I explained to my listener my dilemma, suspecting he was ready to grant me the dispensation himself, standing in for the One Above, whose existence he denied.
“You’re right,” I reassured him. “I could scramble over the fence of the cemetery in Suceava, that hallowed bit of ground in my native town. I’m not too old for that. But I don’t want to break the rules, not this time, at any rate. If access isn’t allowed, I’ll stay there, in front of the cemetery gates, until I die, like Kafka’s hero, eyeball to eyeball with the Law. But first, I must know what the Law says. Surely there are provisions for exceptional situations, but I must know what the Law says. You understand what I mean, the Law!

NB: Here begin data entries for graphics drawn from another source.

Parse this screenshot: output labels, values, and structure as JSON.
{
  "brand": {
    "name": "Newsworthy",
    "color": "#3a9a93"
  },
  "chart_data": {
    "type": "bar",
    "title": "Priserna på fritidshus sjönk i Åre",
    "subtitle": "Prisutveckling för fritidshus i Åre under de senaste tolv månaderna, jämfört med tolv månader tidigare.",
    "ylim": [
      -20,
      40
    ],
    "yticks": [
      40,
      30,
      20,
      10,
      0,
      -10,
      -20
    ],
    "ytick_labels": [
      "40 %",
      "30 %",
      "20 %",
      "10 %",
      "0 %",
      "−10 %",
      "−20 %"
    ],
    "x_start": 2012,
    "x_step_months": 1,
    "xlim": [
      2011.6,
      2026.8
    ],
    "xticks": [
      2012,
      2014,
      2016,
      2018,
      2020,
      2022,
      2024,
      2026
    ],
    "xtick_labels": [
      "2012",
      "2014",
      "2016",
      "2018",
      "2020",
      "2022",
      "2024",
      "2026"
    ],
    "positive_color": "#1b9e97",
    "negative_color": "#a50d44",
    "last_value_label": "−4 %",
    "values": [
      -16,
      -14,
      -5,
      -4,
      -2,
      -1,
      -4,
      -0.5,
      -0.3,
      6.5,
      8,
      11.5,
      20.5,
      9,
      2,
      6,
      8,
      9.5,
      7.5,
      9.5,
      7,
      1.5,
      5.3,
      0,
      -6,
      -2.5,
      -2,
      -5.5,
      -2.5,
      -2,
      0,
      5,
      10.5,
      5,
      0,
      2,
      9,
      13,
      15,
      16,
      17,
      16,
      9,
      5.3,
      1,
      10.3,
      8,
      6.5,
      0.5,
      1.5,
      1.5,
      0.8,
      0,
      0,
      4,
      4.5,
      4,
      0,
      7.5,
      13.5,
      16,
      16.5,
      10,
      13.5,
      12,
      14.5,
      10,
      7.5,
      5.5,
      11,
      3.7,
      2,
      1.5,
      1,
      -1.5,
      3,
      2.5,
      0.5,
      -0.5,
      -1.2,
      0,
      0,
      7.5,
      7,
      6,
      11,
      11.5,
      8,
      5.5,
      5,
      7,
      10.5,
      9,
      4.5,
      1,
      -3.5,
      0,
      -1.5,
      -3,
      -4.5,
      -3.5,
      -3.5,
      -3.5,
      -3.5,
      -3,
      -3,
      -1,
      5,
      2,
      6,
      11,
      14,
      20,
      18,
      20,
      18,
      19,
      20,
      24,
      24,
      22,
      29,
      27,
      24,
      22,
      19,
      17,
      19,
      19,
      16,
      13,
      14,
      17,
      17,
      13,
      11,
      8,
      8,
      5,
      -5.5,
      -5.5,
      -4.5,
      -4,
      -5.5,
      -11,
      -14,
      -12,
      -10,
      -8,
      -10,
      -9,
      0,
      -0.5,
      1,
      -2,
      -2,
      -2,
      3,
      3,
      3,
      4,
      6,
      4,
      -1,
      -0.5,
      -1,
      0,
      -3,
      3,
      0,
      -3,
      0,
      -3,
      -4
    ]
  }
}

I need a rabbi.”
“I can call Solo,” my Brooklyn friend said. “I’ll phone him at once. He’ll know; that man knows everything, absolutely everything.”
As it turned out, the rabbi did know everything, and a few other things besides. He pronounced: “Entrance into a cemetery is forbidden in the first two and last two days of the Passover week. It is allowed in the interim days.” I had a calendar in front of me and noted down the dates: The first two days of Passover would fall on the twenty-second and twenty-third of April 1997, that is, 13 and 14 Nisan, 5757. The last two days would fall on the twenty-eighth and twenty-ninth of April, that is, 21 and 22 Nisan, 5757. This would leave me four permitted days, enough time for my purpose. The rabbi, however, had added something that was above and beyond the Law. Learning that I was about to depart for Romania, he felt he could allow himself a doubt. The go-between who was passing on the sage’s wisdom could not hide his bewilderment.
“Can you imagine such a thing? When the rabbi heard about Romania, ‘Aha,’ he said. ‘Romania? Romania? Then I’m no longer so sure. He’ll have to ask the people in Romania.’ That’s what he said. Would you expect an answer like this from Alyosha Solomonchik?”
Alyosha certainly was a sage, I had to admit. The next day, a Friday, I rang up my Christian friend in Bucharest.